年末年始から酒の飲む量が変わりません。肝臓死にそう。

 それは彼女がこの村に来てからずっと気になっていたことだった。彼女が彼に向ける視線は、明らかに他の村人が彼に向けているものと違っていたから。

 …そしてそれは、私が彼に向けるものとどこか似ていると思ったから。


 「何でそう思ったんです?」

 「いや、だって。態度とか距離の近さっていうか」

 「ウォーラねえさんだって同じようなものじゃないですか」

 「うん。いや、だから…」


 そう答えるとラムノはニンマリと意地悪く笑う。その反応で私は今自分が何を言ったのか理解をした。


 「好きなんですか?」

 「あ、いや。んんん」

 「好きなんですね」

 「…ん」


 直接は恥ずかしくて言えなかったし言わなかったけれど、彼女の言う通りではある。私はユキのことを特別に思っていた。一緒にいたいし、一緒に遊びたいし、同じ時間を過ごしたい。

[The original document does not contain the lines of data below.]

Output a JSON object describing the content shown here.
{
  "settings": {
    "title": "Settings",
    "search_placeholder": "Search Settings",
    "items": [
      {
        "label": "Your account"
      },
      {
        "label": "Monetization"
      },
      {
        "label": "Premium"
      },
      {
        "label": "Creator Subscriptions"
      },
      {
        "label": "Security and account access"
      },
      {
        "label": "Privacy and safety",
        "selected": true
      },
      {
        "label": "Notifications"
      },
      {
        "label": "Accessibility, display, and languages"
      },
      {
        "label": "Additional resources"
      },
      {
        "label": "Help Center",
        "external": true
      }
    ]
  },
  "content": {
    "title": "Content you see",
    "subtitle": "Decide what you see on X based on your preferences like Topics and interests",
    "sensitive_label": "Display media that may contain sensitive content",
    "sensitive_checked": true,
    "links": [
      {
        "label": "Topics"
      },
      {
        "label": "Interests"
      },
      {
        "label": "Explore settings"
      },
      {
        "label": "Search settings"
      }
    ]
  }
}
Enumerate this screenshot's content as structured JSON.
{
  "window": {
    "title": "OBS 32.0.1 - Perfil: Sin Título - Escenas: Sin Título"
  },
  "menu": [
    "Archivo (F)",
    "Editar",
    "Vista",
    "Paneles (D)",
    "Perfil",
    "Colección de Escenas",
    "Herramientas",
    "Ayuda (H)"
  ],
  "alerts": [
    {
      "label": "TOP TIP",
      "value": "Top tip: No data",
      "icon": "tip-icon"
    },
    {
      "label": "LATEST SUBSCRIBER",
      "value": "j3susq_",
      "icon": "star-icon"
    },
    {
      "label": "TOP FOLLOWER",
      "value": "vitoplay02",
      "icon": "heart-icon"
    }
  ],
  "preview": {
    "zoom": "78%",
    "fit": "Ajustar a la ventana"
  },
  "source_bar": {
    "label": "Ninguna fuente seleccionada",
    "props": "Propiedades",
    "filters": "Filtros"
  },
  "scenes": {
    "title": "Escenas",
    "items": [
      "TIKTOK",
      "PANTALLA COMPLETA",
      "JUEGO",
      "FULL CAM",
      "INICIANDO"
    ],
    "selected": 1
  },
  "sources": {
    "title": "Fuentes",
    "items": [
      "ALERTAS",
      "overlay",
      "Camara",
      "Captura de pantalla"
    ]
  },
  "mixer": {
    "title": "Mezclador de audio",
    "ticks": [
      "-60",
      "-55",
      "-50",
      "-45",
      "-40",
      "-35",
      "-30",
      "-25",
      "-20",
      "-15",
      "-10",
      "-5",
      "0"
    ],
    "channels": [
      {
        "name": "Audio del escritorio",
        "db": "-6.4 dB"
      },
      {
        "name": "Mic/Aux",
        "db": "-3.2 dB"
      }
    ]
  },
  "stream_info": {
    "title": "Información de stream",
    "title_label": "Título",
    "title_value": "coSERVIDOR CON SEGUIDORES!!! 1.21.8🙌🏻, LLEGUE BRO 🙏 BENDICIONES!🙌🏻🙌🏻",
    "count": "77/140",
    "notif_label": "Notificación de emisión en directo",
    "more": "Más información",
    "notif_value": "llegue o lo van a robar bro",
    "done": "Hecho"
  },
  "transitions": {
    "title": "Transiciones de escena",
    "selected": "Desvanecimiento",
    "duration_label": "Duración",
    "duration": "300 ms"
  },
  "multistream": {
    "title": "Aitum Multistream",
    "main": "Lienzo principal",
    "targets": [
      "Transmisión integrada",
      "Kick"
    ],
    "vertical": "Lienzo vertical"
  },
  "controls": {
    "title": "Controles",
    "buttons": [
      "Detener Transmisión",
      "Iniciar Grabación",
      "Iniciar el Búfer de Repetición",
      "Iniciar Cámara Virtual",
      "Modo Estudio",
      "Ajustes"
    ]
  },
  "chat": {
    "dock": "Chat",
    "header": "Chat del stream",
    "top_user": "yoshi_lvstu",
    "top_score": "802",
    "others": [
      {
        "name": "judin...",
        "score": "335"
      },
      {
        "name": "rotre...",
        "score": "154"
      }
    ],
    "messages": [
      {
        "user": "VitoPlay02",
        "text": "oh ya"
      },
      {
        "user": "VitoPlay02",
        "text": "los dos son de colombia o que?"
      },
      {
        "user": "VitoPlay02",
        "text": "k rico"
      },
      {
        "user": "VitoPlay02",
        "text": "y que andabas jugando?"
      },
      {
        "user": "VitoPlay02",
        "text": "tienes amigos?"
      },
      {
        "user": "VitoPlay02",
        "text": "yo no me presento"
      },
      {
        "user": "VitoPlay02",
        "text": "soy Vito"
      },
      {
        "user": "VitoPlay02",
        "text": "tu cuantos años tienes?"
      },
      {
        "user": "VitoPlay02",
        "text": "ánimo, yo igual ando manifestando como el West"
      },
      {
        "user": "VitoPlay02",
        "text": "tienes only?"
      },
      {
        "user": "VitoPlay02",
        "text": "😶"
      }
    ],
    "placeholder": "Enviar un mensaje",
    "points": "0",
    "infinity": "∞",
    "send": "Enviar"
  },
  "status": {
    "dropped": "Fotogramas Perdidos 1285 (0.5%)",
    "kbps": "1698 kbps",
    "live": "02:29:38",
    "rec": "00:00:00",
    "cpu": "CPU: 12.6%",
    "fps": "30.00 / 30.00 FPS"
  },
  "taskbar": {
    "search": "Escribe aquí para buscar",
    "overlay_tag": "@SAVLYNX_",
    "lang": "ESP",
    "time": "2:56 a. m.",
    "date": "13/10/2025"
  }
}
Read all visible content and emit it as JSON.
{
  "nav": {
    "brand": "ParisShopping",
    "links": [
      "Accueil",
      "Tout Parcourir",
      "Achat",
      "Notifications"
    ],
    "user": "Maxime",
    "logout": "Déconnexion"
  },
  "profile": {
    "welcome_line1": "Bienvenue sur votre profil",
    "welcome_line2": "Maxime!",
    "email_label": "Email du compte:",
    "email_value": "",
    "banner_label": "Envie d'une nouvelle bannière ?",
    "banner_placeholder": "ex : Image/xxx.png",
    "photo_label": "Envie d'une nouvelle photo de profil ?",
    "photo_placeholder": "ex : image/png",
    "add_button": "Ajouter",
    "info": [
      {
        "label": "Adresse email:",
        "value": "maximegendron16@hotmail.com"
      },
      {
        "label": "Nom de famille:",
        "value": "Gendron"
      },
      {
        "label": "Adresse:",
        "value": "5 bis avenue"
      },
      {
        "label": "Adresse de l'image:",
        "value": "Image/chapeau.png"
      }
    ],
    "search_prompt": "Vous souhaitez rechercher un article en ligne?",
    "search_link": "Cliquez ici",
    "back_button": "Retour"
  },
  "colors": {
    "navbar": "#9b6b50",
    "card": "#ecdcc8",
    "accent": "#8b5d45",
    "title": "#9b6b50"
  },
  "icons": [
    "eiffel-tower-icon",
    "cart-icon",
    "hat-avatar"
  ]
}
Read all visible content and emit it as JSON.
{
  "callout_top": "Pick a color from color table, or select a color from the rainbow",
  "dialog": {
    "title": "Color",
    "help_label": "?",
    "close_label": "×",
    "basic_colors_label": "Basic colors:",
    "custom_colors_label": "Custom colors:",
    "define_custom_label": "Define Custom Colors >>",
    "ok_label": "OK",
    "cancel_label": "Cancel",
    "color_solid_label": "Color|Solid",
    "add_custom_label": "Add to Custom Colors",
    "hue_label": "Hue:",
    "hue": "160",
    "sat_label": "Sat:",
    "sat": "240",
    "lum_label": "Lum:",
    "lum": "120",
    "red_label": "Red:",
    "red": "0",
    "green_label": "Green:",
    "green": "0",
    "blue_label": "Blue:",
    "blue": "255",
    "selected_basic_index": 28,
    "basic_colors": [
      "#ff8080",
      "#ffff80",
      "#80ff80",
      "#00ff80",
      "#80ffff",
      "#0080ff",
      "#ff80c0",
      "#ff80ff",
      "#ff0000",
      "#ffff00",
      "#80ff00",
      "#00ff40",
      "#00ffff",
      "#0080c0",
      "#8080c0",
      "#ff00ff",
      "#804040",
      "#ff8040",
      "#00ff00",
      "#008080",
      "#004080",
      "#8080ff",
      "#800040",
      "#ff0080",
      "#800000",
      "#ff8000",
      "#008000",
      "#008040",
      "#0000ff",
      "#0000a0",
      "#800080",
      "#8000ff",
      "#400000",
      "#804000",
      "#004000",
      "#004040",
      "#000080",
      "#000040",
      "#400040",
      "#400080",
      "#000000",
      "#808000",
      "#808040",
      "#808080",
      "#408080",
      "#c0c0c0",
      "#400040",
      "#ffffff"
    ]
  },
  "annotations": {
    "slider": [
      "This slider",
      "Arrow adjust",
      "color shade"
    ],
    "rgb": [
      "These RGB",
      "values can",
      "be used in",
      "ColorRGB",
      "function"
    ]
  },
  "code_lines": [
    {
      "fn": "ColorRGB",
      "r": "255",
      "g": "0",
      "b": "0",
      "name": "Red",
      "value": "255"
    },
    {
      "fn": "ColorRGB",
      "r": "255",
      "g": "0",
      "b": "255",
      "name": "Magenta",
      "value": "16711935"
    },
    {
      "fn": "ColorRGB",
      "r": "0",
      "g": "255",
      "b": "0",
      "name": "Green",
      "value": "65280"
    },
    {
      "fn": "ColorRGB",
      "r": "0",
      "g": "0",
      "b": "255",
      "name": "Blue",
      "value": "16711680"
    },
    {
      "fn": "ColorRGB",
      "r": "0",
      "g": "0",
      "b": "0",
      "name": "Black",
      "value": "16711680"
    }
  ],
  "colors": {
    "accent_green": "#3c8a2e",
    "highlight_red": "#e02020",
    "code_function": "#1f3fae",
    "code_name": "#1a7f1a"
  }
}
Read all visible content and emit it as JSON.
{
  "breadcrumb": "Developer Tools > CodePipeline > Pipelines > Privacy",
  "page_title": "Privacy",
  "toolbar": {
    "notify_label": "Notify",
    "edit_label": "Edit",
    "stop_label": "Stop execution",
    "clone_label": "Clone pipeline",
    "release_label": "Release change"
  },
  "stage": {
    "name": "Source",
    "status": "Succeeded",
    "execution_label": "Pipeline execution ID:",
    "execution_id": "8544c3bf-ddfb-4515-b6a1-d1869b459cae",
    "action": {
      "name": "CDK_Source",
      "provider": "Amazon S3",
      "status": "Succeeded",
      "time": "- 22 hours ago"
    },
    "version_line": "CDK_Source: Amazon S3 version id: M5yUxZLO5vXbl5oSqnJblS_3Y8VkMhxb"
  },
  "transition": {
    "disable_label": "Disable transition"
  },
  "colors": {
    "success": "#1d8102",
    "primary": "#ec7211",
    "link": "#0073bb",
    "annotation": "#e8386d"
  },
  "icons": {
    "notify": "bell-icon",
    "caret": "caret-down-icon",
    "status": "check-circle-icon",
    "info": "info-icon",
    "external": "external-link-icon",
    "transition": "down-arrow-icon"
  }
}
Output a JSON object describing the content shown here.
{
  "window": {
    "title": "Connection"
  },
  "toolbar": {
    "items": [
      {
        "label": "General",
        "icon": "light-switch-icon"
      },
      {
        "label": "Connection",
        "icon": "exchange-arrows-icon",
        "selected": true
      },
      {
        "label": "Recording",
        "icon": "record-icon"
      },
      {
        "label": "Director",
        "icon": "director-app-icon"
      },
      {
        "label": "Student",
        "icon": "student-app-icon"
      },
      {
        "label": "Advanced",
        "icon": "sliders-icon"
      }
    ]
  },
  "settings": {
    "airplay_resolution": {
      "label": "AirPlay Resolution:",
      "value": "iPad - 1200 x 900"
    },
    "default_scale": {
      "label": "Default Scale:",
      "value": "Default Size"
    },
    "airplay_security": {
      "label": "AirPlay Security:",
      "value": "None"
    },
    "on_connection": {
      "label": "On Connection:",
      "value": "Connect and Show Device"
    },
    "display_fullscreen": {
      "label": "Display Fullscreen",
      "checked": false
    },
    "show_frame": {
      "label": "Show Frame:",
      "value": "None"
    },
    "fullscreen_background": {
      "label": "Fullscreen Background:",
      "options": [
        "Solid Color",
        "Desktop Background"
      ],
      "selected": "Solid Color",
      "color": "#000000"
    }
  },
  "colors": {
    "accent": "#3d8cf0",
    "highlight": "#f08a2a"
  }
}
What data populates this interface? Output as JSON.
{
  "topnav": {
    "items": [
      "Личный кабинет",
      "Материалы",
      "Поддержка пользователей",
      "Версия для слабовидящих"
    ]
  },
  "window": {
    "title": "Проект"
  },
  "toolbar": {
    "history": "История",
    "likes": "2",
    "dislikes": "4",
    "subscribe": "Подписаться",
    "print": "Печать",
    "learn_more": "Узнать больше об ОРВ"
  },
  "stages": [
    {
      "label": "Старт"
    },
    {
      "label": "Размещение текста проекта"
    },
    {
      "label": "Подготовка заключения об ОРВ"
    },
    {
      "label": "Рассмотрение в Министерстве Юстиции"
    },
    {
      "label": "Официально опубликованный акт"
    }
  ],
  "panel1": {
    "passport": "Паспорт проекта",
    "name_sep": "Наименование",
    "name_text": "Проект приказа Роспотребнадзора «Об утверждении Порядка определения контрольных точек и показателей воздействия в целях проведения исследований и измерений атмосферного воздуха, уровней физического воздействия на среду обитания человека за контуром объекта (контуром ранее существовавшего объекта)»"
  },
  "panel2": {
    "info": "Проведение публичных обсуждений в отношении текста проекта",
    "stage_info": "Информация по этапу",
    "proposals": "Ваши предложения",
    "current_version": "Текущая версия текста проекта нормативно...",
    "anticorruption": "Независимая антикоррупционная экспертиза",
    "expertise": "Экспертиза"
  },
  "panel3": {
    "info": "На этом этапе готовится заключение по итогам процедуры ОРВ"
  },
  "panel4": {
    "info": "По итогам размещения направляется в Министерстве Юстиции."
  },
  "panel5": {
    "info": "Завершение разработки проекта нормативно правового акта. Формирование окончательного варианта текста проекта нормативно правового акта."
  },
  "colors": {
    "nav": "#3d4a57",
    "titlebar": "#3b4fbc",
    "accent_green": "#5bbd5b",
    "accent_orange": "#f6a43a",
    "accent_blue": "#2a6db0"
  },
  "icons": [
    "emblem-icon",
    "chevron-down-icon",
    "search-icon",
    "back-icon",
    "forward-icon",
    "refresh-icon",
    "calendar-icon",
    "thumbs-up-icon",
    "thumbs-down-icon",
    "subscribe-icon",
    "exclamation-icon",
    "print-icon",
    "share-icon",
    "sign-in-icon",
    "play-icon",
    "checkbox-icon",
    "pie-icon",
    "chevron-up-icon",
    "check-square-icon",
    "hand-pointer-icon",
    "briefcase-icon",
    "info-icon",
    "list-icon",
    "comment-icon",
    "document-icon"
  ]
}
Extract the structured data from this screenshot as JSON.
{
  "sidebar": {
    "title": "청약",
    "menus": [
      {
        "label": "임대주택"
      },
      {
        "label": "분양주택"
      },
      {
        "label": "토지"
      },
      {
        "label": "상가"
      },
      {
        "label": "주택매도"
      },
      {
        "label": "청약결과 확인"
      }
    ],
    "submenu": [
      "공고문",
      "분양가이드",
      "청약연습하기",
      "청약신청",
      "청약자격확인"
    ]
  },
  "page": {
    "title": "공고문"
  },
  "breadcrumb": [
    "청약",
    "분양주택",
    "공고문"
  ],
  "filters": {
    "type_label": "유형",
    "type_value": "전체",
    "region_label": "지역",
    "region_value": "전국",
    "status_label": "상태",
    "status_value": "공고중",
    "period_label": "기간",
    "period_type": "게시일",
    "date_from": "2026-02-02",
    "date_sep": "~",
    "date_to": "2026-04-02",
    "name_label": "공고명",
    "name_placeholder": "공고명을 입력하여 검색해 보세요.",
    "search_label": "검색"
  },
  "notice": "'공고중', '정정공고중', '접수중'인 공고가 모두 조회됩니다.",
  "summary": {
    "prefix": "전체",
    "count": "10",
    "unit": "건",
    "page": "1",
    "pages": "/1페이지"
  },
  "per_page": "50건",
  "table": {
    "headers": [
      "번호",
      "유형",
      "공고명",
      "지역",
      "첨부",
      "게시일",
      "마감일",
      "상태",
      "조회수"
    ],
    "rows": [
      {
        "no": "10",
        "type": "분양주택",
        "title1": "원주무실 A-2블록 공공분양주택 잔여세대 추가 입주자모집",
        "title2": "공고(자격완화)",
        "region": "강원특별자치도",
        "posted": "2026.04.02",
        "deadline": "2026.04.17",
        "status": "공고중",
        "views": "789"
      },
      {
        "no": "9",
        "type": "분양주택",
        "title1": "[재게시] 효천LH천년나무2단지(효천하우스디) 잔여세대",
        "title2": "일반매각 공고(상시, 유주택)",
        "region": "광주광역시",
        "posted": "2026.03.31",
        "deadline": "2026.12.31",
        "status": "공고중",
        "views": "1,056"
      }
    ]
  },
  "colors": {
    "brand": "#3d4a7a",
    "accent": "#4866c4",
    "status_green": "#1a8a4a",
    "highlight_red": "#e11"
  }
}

 ユキが私のことをどう思っているのかはわからない。だが去年、彼は私に「一人で勝手にいなくならない」と言ってくれた。その言葉が今も残っているのなら、心変わりしたことも伝えてくれるはずだ。

 そう、変わっていないならば。


 「どうしたんですか、急にしおらしくなって」

 「うん」

 「あ、ダメだこれ」


 ここ一年でたくさんのことが起きた。街への遠征、ラムノの登場、計算塾の開催、スコードの暴走…。

 良くも悪くも、彼にとって考えを変えるには十分な一年となったことだろう。今の彼は、自分が言ったことも覚えていないかもしれない。

 そう、心が変わってるかもしれない。でも、だけれど、だとしたら。

 知るのが怖い。彼の気持ちが自分から離れているとしたら、それを知るのが怖い。そんな事はないと信じたいけれども、ユキの考えはユキのものだ。私なんてもう、眼中にないかもしれない。…そう思うと、直接彼に聞き出すことができなかった。


 「あの、大丈夫ですか」

 「ラムノ」

 「はい?」

 「私、どうしたいんだろう…」


 私が出すべき答えを持っている質問を、私は目の前の少女に問いかけるのだった。